Setelah bisa membaca, Elizabeth selalu mencoba membaca apa yang ia bisa baca. Berbeda dengan anak-anak lain yang akan membaca sesuatu dengan lisan dan keras-keras, Elizabeth akan terdiam, melihat kata demi kata yang ada sebelum melihatnya sebagai kalimat. Ia tetap melakukan itu walau sudah berumur tiga belas tahun, membuatnya terkesan lamban.


Pesta Seleksi Society telah dibuka di kediaman utama Regelia.

Saham pabrik garam sintetik melonjak drastis setelah diresmikannya peraturan baru kemaritiman.

Sistem telah diperbaharui menjadi 5.0; apa saja perubahannya? Nantikan himbauannya pada  pukul 18.
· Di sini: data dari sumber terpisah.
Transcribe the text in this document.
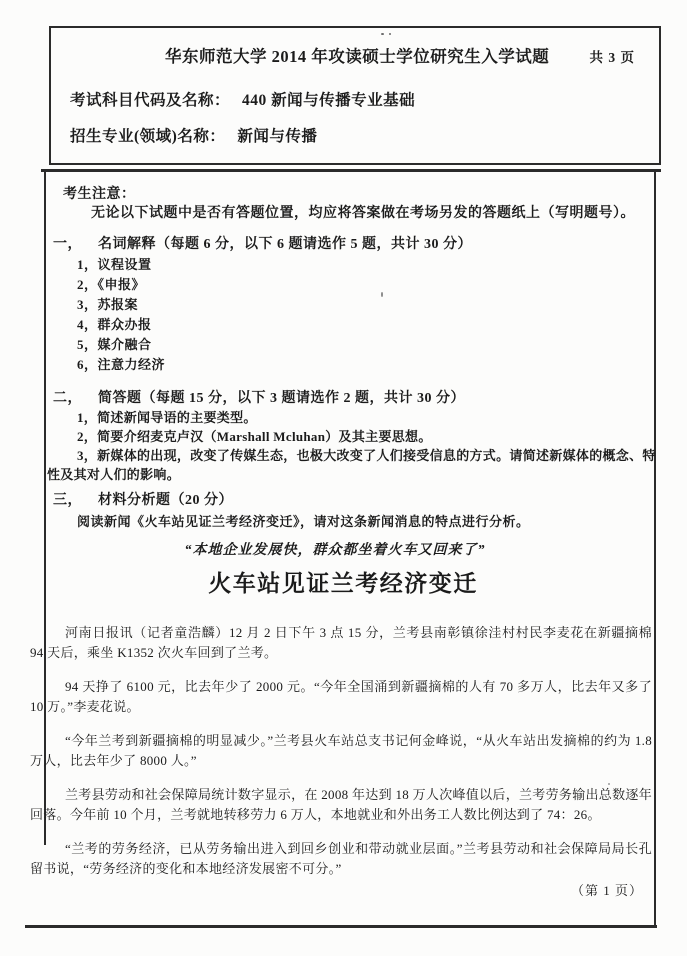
华东师范大学 2014 年攻读硕士学位研究生入学试题	共 3 页
考试科目代码及名称： 440 新闻与传播专业基础
招生专业(领域)名称： 新闻与传播
考生注意：
无论以下试题中是否有答题位置，均应将答案做在考场另发的答题纸上（写明题号）。
一，	名词解释（每题 6 分，以下 6 题请选作 5 题，共计 30 分）
1，议程设置
2，《申报》
3，苏报案
4，群众办报
5，媒介融合
6，注意力经济
二，	简答题（每题 15 分，以下 3 题请选作 2 题，共计 30 分）
1，简述新闻导语的主要类型。
2，简要介绍麦克卢汉（Marshall Mcluhan）及其主要思想。
3，新媒体的出现，改变了传媒生态，也极大改变了人们接受信息的方式。请简述新媒体的概念、特性及其对人们的影响。
三，	材料分析题（20 分）
阅读新闻《火车站见证兰考经济变迁》，请对这条新闻消息的特点进行分析。
“本地企业发展快，群众都坐着火车又回来了”
火车站见证兰考经济变迁

河南日报讯（记者童浩麟）12 月 2 日下午 3 点 15 分，兰考县南彰镇徐洼村村民李麦花在新疆摘棉 94 天后，乘坐 K1352 次火车回到了兰考。

94 天挣了 6100 元，比去年少了 2000 元。“今年全国涌到新疆摘棉的人有 70 多万人，比去年又多了 10 万。”李麦花说。

“今年兰考到新疆摘棉的明显减少。”兰考县火车站总支书记何金峰说，“从火车站出发摘棉的约为 1.8 万人，比去年少了 8000 人。”

兰考县劳动和社会保障局统计数字显示，在 2008 年达到 18 万人次峰值以后，兰考劳务输出总数逐年回落。今年前 10 个月，兰考就地转移劳力 6 万人，本地就业和外出务工人数比例达到了 74：26。

“兰考的劳务经济，已从劳务输出进入到回乡创业和带动就业层面。”兰考县劳动和社会保障局局长孔留书说，“劳务经济的变化和本地经济发展密不可分。”

（第 1 页）
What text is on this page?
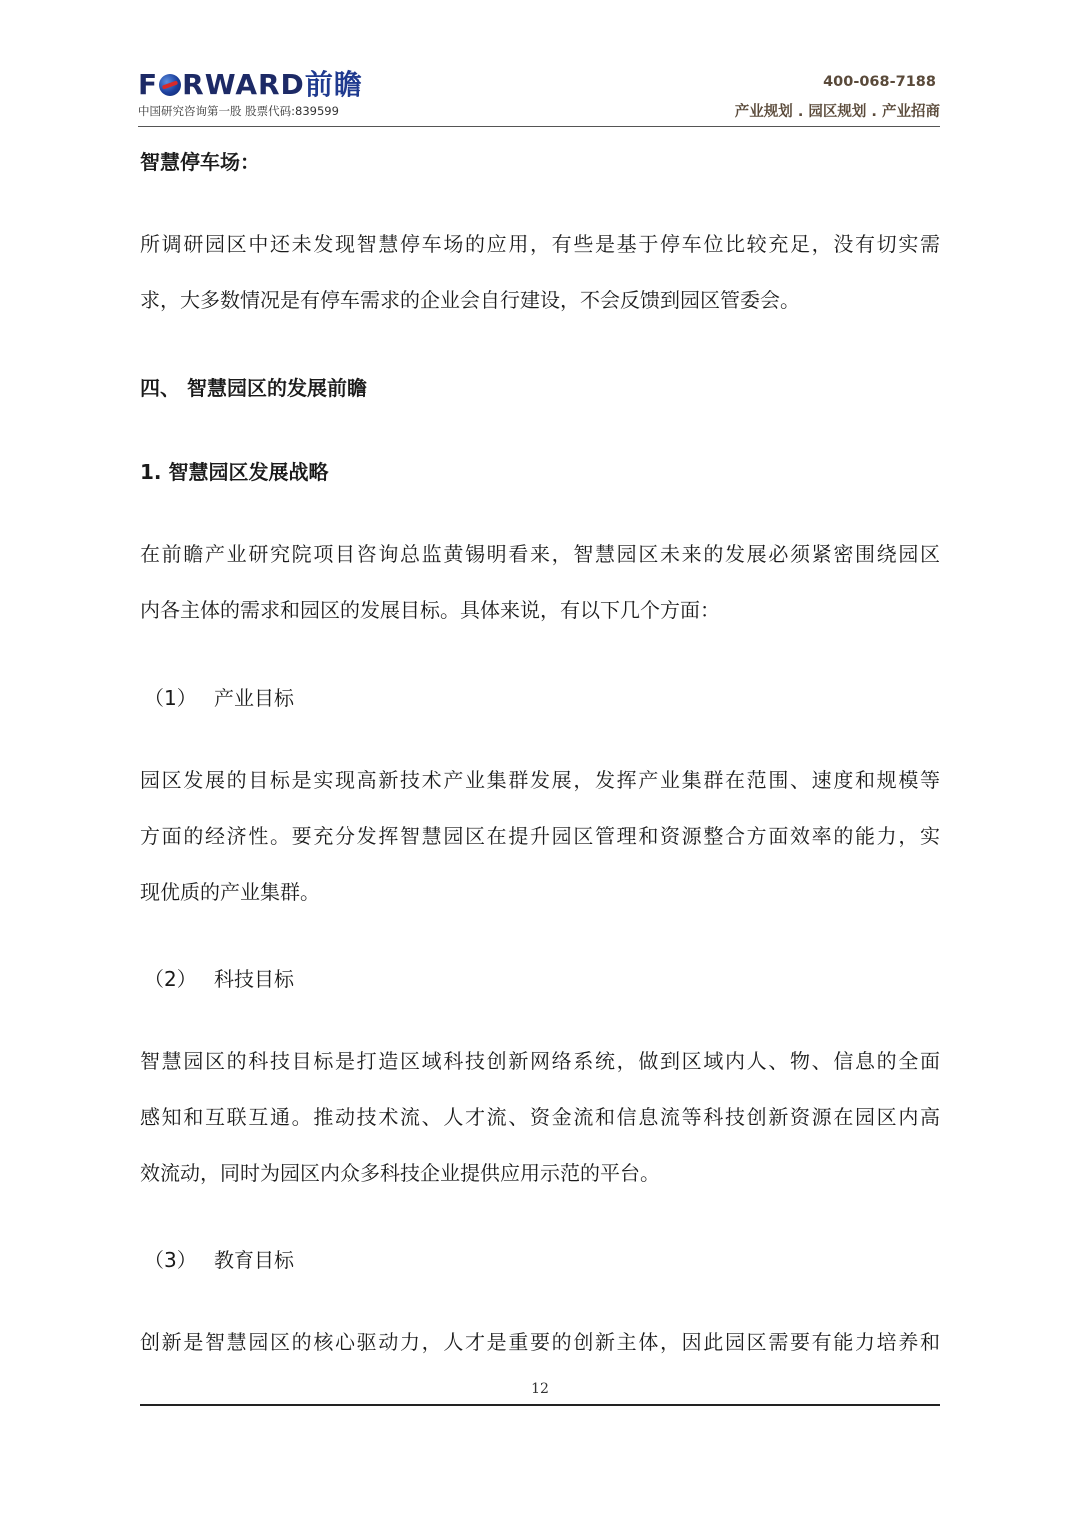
F RWARD前瞻
中国研究咨询第一股 股票代码:839599
400-068-7188
产业规划 . 园区规划 . 产业招商
智慧停车场：
所调研园区中还未发现智慧停车场的应用，有些是基于停车位比较充足，没有切实需
求，大多数情况是有停车需求的企业会自行建设，不会反馈到园区管委会。
四、 智慧园区的发展前瞻
1. 智慧园区发展战略
在前瞻产业研究院项目咨询总监黄锡明看来，智慧园区未来的发展必须紧密围绕园区
内各主体的需求和园区的发展目标。具体来说，有以下几个方面：
（1） 产业目标
园区发展的目标是实现高新技术产业集群发展，发挥产业集群在范围、速度和规模等
方面的经济性。要充分发挥智慧园区在提升园区管理和资源整合方面效率的能力，实
现优质的产业集群。
（2） 科技目标
智慧园区的科技目标是打造区域科技创新网络系统，做到区域内人、物、信息的全面
感知和互联互通。推动技术流、人才流、资金流和信息流等科技创新资源在园区内高
效流动，同时为园区内众多科技企业提供应用示范的平台。
（3） 教育目标
创新是智慧园区的核心驱动力，人才是重要的创新主体，因此园区需要有能力培养和
12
Setelah puas membaca dan mendengar tepukan keras lagi-lagi berkumandang dari kerumunan, Elizabeth mencoba mendekat menuju keramaian itu.

Sebelum akhirnya ia mendengar suara terputus dari interkom yang semula menggaungkan kalimat-kalimat berupa janji yang sulit Elizabeth cerna. Sebelum akhirnya hadirin yang berdiri tegak seluruhnya jatuh, satu per satu. Menyusul kemudian, ledakan terlokalisasi terjadi di belakang tempat tersebut, menghasilkan angin yang membuat Elizabeth tunduk namun tidak menimbulkan suara.

Elizabeth pernah melihat artikel tentang bom ketika bahan ajar menyuruhnya untuk membuat kliping digital mengenai bahan-bahan berbahaya.

<artikel>
Dulu, bom bersuara sangat keras dan menimbulkan kehancuran yang luar biasa. Dengan teknologi, bom bisa dibuat tidak menimbulkan suara, namun masih mempertahankan efeknya yang dahsyat. Api yang dihasilkan juga tidak sebanyak dulu. Bom ini bisa dikendalikan dengan jarak sangat jauh asal terpasang oleh chip kendali terbaru. Orang-orang yang tidak menyaksikan ledakan bom mungkin akan mengira itu tidak bersumber dari bom, tetapi sebuah arus pendek listrik! Hanya orang-orang yang melihat ledakan yang akan merasakan tremornya yang sangat kecil itu menggelitik di bawah kaki mereka. Menarik ya?

</artikel>

Tunggu.

Yang entah-siapa-di-balik-semua-ini ledakan, adalah panti-nya, 'kan?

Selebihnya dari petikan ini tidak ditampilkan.